A resident of Manang assists volunteer veterinarians with blood collection for a study into canine distemper in domestic dogs living in the Himalaya.
Photo by Debby Ng/National Geographic

A local NGO Ladakh Animal Care Society, too, started sterilising dogs with the assistance of Vets Beyond Borders. The Department of Animal Husbandry and Young Drukpa Association have also been spaying and neutering dogs under the Live to Rescue Program, founded by Gyalwang Drukpa Rinpoche. But Namgail believes that it has had little impact on the dog population, since the rate is way below the 80-90 percent recommended by the World Health Organisation.

“Population ecologists say that for species like dogs, a single ABC drive should cover 80 percent of the population, especially females, to have a discernible effect on the population in five years,” Bhatnagar says.

The Live to Rescue program has started a dog sanctuary on the outskirts of Leh, which is home to around 200 dogs. This though is just a fraction of the population in Ladakh, while also resulting in high operational costs.

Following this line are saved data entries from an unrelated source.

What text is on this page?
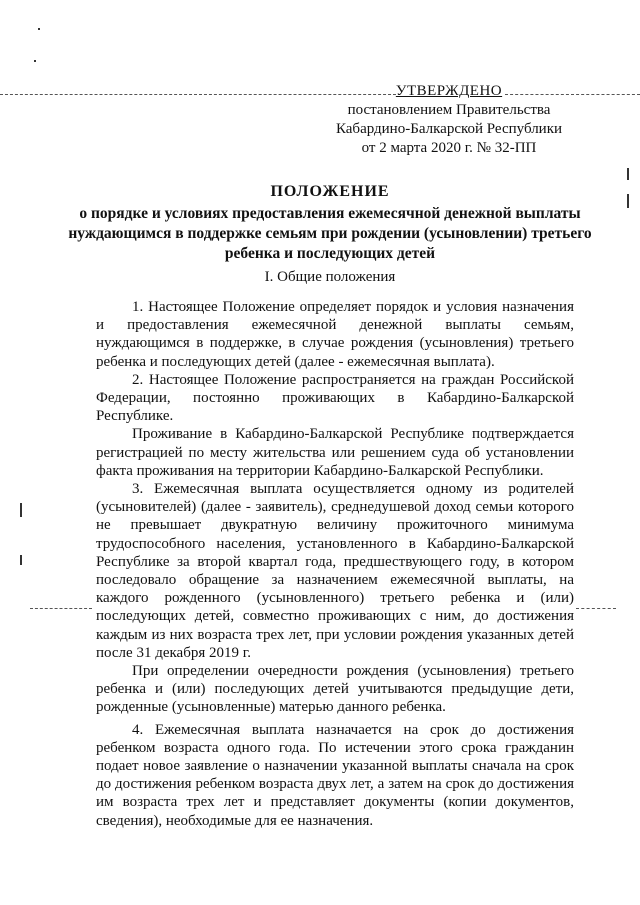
УТВЕРЖДЕНО
постановлением Правительства
Кабардино-Балкарской Республики
от 2 марта 2020 г. № 32-ПП
ПОЛОЖЕНИЕ
о порядке и условиях предоставления ежемесячной денежной выплаты нуждающимся в поддержке семьям при рождении (усыновлении) третьего ребенка и последующих детей
I. Общие положения

1. Настоящее Положение определяет порядок и условия назначения и предоставления ежемесячной денежной выплаты семьям, нуждающимся в поддержке, в случае рождения (усыновления) третьего ребенка и последующих детей (далее - ежемесячная выплата).

2. Настоящее Положение распространяется на граждан Российской Федерации, постоянно проживающих в Кабардино-Балкарской Республике.

Проживание в Кабардино-Балкарской Республике подтверждается регистрацией по месту жительства или решением суда об установлении факта проживания на территории Кабардино-Балкарской Республики.

3. Ежемесячная выплата осуществляется одному из родителей (усыновителей) (далее - заявитель), среднедушевой доход семьи которого не превышает двукратную величину прожиточного минимума трудоспособного населения, установленного в Кабардино-Балкарской Республике за второй квартал года, предшествующего году, в котором последовало обращение за назначением ежемесячной выплаты, на каждого рожденного (усыновленного) третьего ребенка и (или) последующих детей, совместно проживающих с ним, до достижения каждым из них возраста трех лет, при условии рождения указанных детей после 31 декабря 2019 г.

При определении очередности рождения (усыновления) третьего ребенка и (или) последующих детей учитываются предыдущие дети, рожденные (усыновленные) матерью данного ребенка.

4. Ежемесячная выплата назначается на срок до достижения ребенком возраста одного года. По истечении этого срока гражданин подает новое заявление о назначении указанной выплаты сначала на срок до достижения ребенком возраста двух лет, а затем на срок до достижения им возраста трех лет и представляет документы (копии документов, сведения), необходимые для ее назначения.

The Sikkim Anti Rabies and Animal Health (SARAH) program was initiated in 2006 by the Government of Sikkim, in collaboration with Vets Beyond Borders and French NGO Fondation Brigitte Bardot. It was the first state-wide rabies program in India. Between 2011 and 2016, the program was instrumental in vaccinating around 1.25 lakh dogs across four districts in Sikkim, and today, it has been adopted by the state government.

SLC-IT creates awareness among the locals by handing out leaflets on how to protect themselves from dogs, besides conducting surveys to understand their distribution in Ladakh. Another major undertaking is the work on the prototype of a biogas digester at a paramilitary camp near Leh. “If this is successful, we will scale it up and encourage military establishments to use them to produce gas for the kitchen from the leftover food,” Namgail says.

Poor law enforcement and improper garbage disposal in the developing world is a major issue, according to Bhatnagar. “I think many developed countries have stringent laws regarding free ranging domestic animals. They are either culled or put in shelters. The problem is thus contained before it becomes a big issue,” he says.

On the other hand, Home suggests reexamination of the human-dog relationship in India. “We hardly have any strict ownership policies, and it needs to be given more thought. All methods of population control such as garbage control, capture-neuter-release and vaccination have to be working together,” she says. “Understanding and taking steps to reduce plastic requires a drastic change in human behaviour. This is no different,” she adds.